The man pressed the device to the door’s lock. A green light flashed. The handle turned.

The door swung open. The man stepped inside.

“Clear,” he called. “They’re not here. Toss the room.”

The other two men moved in.

Lucas looked down at Liam. The boy had his face buried against Elena’s shoulder, his small hands gripping her jacket.

Elena met Lucas’s eyes. She didn’t speak. She didn’t have to.

They waited.

The men stayed inside for three minutes. Then the door opened and they filed out, radios crackling. One of them pointed toward the airport.

“They didn’t get far. Spread out. Check the bus station.”

They moved off, boots scraping against asphalt, fading into the dark.

Lucas counted to sixty before he moved. He helped Elena to her feet, lifting Liam into his arms. The boy was light, trembling slightly.

“It’s okay,” Lucas whispered. “I’ve got you.”Visit Loerva.

He started jogging toward the east end of the lot, Elena keeping pace beside him. The bus station’s lights glowed in the distance, a faint yellow smear against the night sky.

They were halfway across the open ground when a car’s headlights swept over them.

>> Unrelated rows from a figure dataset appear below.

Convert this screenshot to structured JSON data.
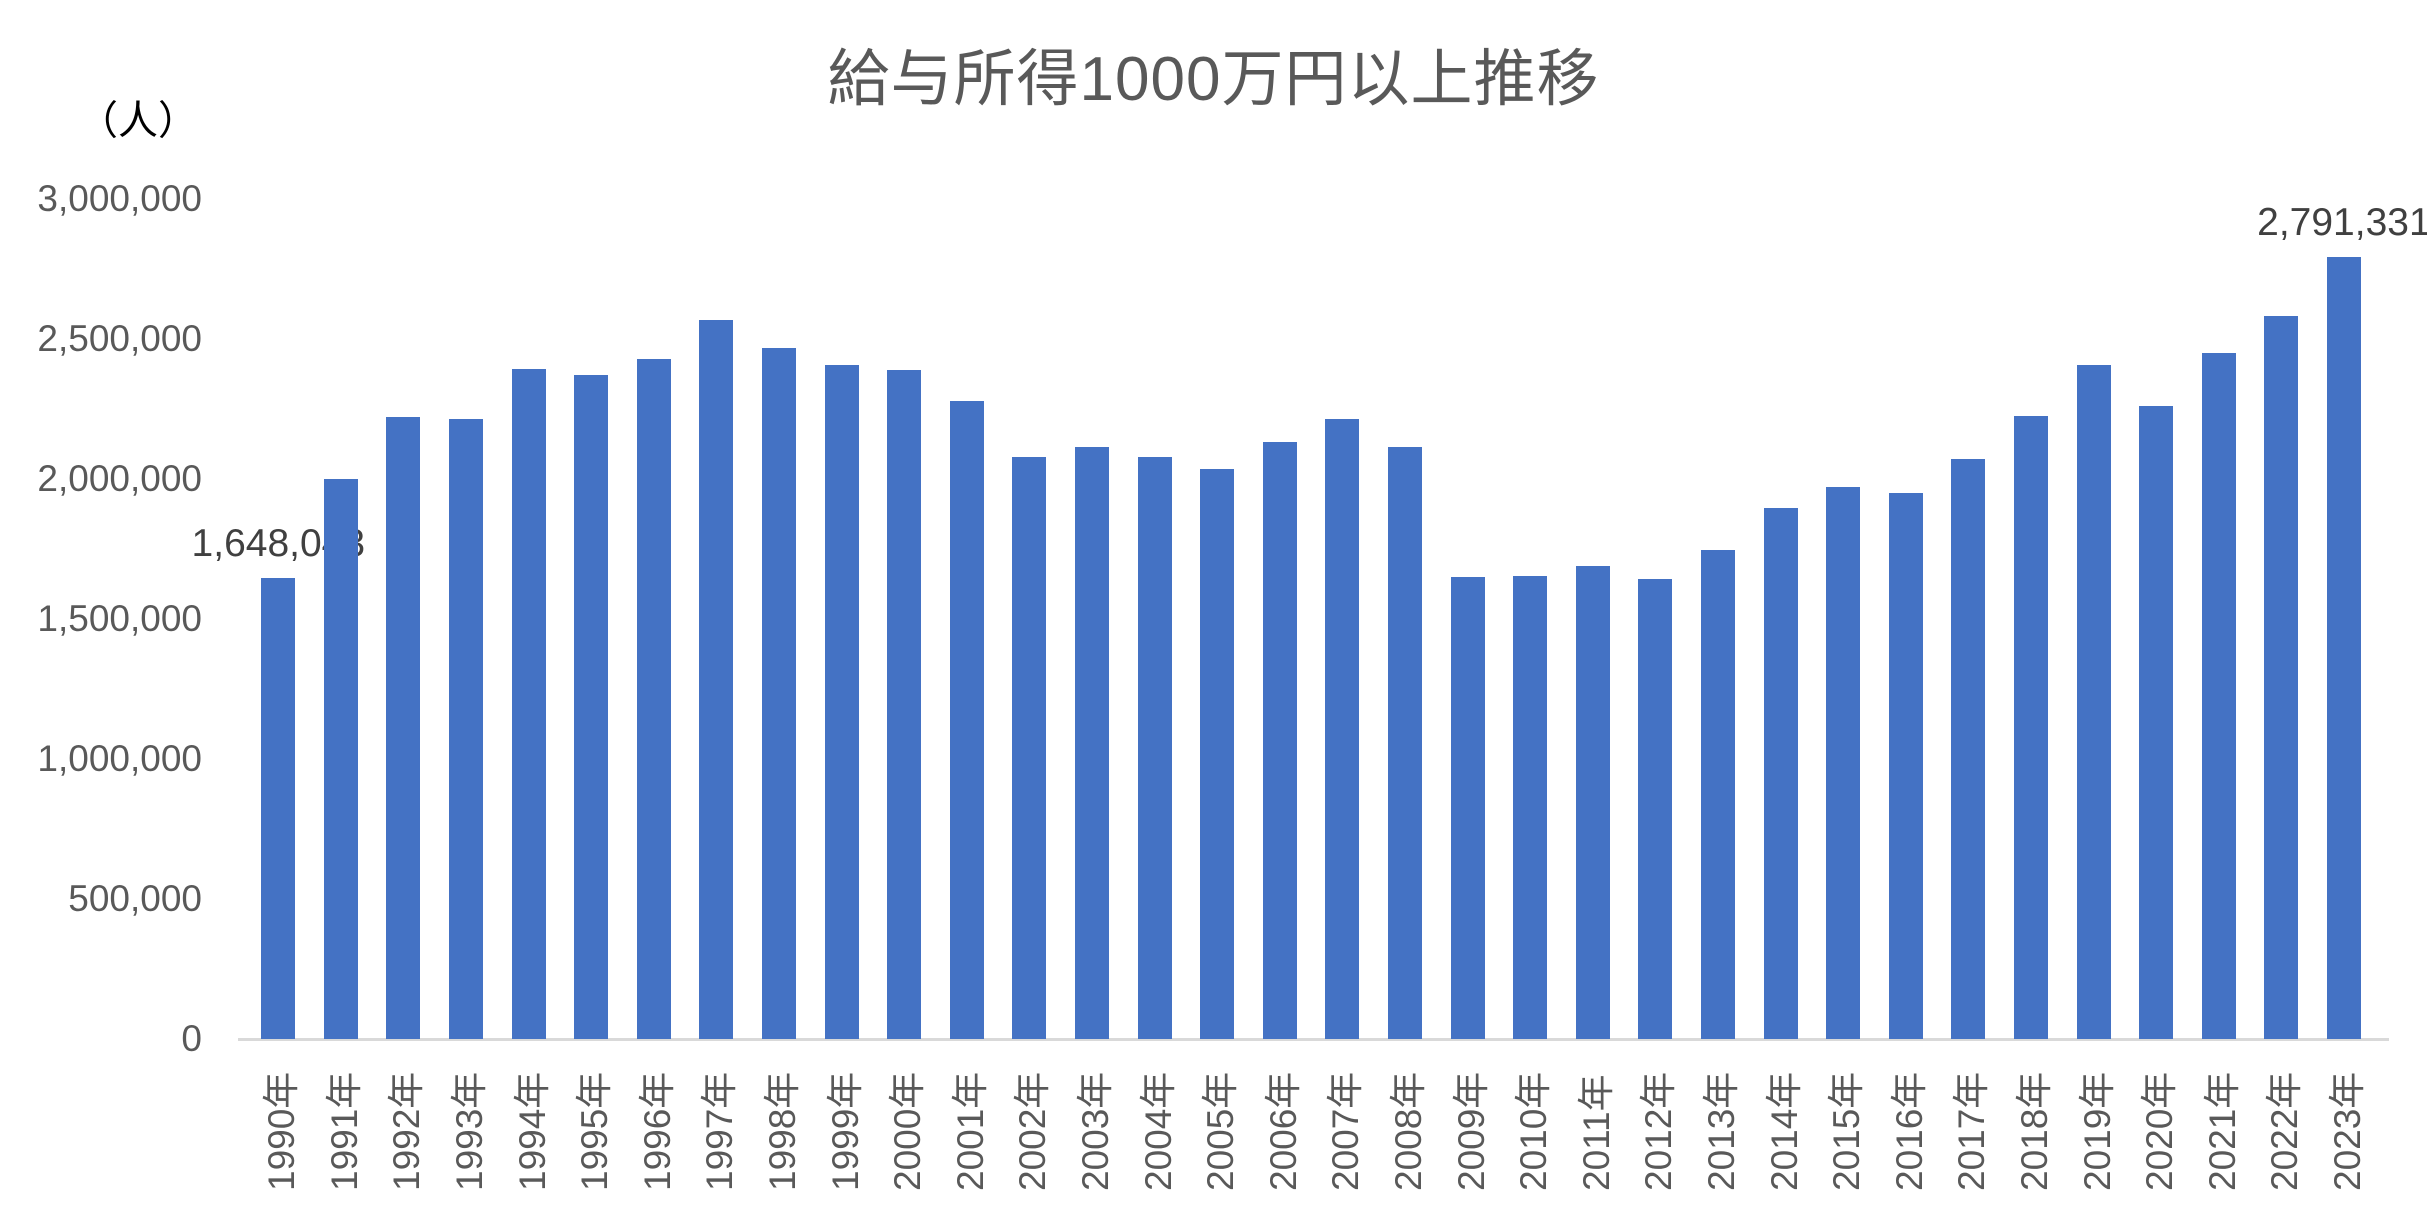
{
  "chart_data": {
    "type": "bar",
    "title": "給与所得1000万円以上推移",
    "y_axis_unit": "（人）",
    "categories": [
      "1990年",
      "1991年",
      "1992年",
      "1993年",
      "1994年",
      "1995年",
      "1996年",
      "1997年",
      "1998年",
      "1999年",
      "2000年",
      "2001年",
      "2002年",
      "2003年",
      "2004年",
      "2005年",
      "2006年",
      "2007年",
      "2008年",
      "2009年",
      "2010年",
      "2011年",
      "2012年",
      "2013年",
      "2014年",
      "2015年",
      "2016年",
      "2017年",
      "2018年",
      "2019年",
      "2020年",
      "2021年",
      "2022年",
      "2023年"
    ],
    "values": [
      1648043,
      2001000,
      2221000,
      2215000,
      2394000,
      2370000,
      2427000,
      2568000,
      2468000,
      2406000,
      2390000,
      2280000,
      2077000,
      2114000,
      2080000,
      2036000,
      2131000,
      2215000,
      2113000,
      1651000,
      1653000,
      1688000,
      1643000,
      1747000,
      1895000,
      1973000,
      1950000,
      2071000,
      2224000,
      2407000,
      2259000,
      2449000,
      2582000,
      2791331
    ],
    "ylim": [
      0,
      3000000
    ],
    "yticks": [
      {
        "value": 0,
        "label": "0"
      },
      {
        "value": 500000,
        "label": "500,000"
      },
      {
        "value": 1000000,
        "label": "1,000,000"
      },
      {
        "value": 1500000,
        "label": "1,500,000"
      },
      {
        "value": 2000000,
        "label": "2,000,000"
      },
      {
        "value": 2500000,
        "label": "2,500,000"
      },
      {
        "value": 3000000,
        "label": "3,000,000"
      }
    ],
    "data_labels": [
      {
        "category": "1990年",
        "text": "1,648,043"
      },
      {
        "category": "2023年",
        "text": "2,791,331"
      }
    ],
    "grid": false,
    "legend": "none",
    "bar_orientation": "vertical",
    "x_label_rotation": -90,
    "colors": {
      "bar": "#4472C4",
      "title_text": "#595959",
      "axis_text": "#595959",
      "data_label_text": "#404040",
      "unit_text": "#000000",
      "axis_line": "#D9D9D9"
    }
  }
}
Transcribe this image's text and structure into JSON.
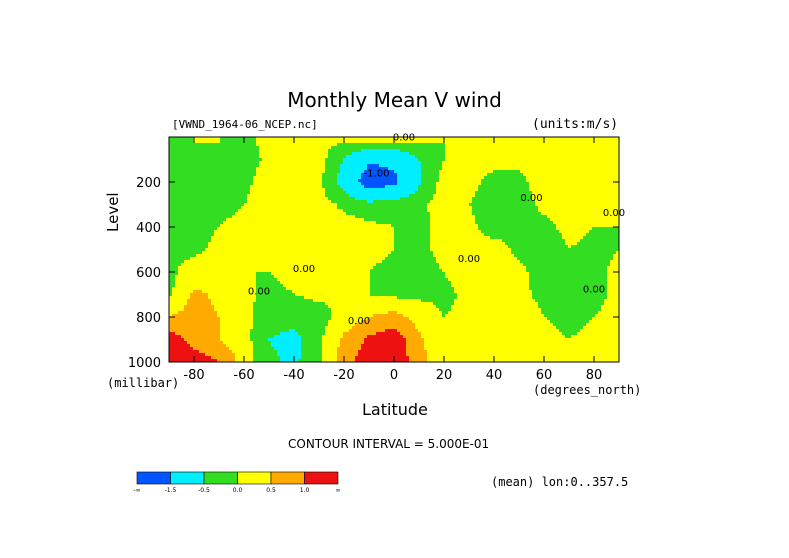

Lucas didn’t stop. He kept running, Liam’s weight pulling at his shoulders, his lungs burning with the dry air. Elena was at his side, her hand gripping his arm.

The car didn’t follow. It turned into the motel lot, disappearing behind the building.

They reached the bus station’s edge, a low concrete shelter with a single bench and a schedule board. Lucas set Liam down, catching his breath.

Elena leaned against the wall, her chest heaving. “How far until the library?”

“Three miles. Maybe less if we cut through the industrial park.”

“We can’t carry him that far.”

“Then we find another car.”

Liam tugged at Lucas’s sleeve. “Daddy.”

Lucas looked down. The boy was pointing back toward the motel, his face pale in the dim light.

“Daddy, the bad men are drawing the ghost tree outside our window.”